Nos momentos de aperto, meu pai dizia: “Valha-me, meu São Benedito”. Nunca ficou na mão.
Tem algumas mentiras que são espalhadas por aí. Que a colonização portuguesa foi menos cruel do que outras, que a miscigenação brasileira mostra como todos se misturavam. Não existe nada disso. O que existe é um racismo desgraçado enraizado nas bases do país. Minha experiência em Portugal só me traz mais certeza disso. O preconceito com os imigrantes africanos e brasileiros é óbvio. Existe uma desconfiança constante se você não for completamente branco-europeu. Só de entrar em um mercado, o segurança já fica mais atento e segue meus passos.
Não sei se sou preto ou branco. Sei que sou humano, sei que sou brasileiro, sei que sou antirracista. Qualquer forma de racismo é inaceitável. Seja onde for meu punho estará levantado. Cabelo de preto. Máximo respeito.
Ótimo texto. Emocionante e profundamente verdadeiro. Sou “branco” com ascendência india e negra, cabelo cacheado, meio uma coisa, meio outra. Percebo bem o que diz, não comigo, mas em todos os ambientes mais comuns. Principalmente depois que me mudei para a capital, na adolescência. Preconceito é uma triste atitude de quem ainda vive nos tempos da colônia.
Gratidão pela opinião contundente, Magno. Dá forças para continuar o trabalho.
Meu filho, eu sei o que é isso. Desde criança, ouvia dos colegas quando passava nos corredores escolares. “O leão está solto” ou então, “Chegou a escova Tek”. E minha mãe para evitar qualquer sofrimento e esconder a nossa ancestralidade, alisava o meu cabelo. Então, fiquei com aquele questionamento: “Afinal, quem eu sou? “Qual a cor real da minha derme”? Parda, marrom claro, mulatinha, morena… Com o tempo percebi que a minha pele miscegenada veio de três etnias, o branco, o preto e o índio. O histórico da minha ancestralidade é o que me basta saber. E que às pessoas dêem o nome que quiserem a cor da minha pele.

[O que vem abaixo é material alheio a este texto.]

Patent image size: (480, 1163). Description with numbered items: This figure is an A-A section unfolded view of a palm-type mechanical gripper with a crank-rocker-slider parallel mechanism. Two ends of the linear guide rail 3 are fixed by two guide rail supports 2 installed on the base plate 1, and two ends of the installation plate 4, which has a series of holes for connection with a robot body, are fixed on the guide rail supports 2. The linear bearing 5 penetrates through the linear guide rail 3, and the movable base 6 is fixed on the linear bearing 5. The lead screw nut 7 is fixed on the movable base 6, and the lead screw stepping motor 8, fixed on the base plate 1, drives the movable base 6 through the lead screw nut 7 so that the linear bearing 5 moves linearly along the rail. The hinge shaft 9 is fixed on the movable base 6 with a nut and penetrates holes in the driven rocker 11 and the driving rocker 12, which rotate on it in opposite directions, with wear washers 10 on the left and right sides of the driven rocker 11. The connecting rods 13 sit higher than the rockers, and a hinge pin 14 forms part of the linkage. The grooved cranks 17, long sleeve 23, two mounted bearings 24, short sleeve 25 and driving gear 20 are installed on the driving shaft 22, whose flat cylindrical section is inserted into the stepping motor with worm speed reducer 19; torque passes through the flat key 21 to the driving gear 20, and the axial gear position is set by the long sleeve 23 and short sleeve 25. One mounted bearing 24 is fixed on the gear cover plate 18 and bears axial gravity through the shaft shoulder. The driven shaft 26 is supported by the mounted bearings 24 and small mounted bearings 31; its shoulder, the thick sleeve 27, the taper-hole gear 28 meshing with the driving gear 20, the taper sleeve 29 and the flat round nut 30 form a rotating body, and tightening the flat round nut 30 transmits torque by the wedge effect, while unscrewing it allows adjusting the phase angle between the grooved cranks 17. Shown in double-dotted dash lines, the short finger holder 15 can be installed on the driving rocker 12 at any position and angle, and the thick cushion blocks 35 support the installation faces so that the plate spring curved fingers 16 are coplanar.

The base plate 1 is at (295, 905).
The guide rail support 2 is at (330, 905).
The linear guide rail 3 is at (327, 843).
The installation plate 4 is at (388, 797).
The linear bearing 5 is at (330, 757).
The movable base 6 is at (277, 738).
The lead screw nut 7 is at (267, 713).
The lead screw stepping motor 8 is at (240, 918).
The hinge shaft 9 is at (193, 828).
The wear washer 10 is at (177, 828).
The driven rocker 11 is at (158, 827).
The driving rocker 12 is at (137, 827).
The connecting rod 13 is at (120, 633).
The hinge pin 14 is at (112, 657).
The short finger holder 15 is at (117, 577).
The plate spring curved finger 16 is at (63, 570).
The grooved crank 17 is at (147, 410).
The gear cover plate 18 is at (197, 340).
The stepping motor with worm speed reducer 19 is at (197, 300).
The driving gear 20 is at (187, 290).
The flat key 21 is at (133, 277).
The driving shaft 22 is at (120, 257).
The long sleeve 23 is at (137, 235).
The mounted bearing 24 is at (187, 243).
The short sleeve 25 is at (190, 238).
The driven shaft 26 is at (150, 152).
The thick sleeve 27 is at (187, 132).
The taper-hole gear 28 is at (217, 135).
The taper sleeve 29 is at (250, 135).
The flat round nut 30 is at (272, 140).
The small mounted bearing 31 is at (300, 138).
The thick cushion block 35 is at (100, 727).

Sim, a questão do alisamento é muito presente no Brasil. Lembro de uma tia escovando o cabelo de um primo com força diariamente para ver se alisava. Nossa identidade real está acima dos preconceitos enraizados nesse país. Gratidão demais pelo seu comentário, foi emocionante de ler.
Um relato fruto de muita elaboração!
Gratidão pelo comentário, Raphael. Realmente, o texto requisitou uma mescla de elaboração com busca de sentimentos internos. Fico feliz que tenha gostado.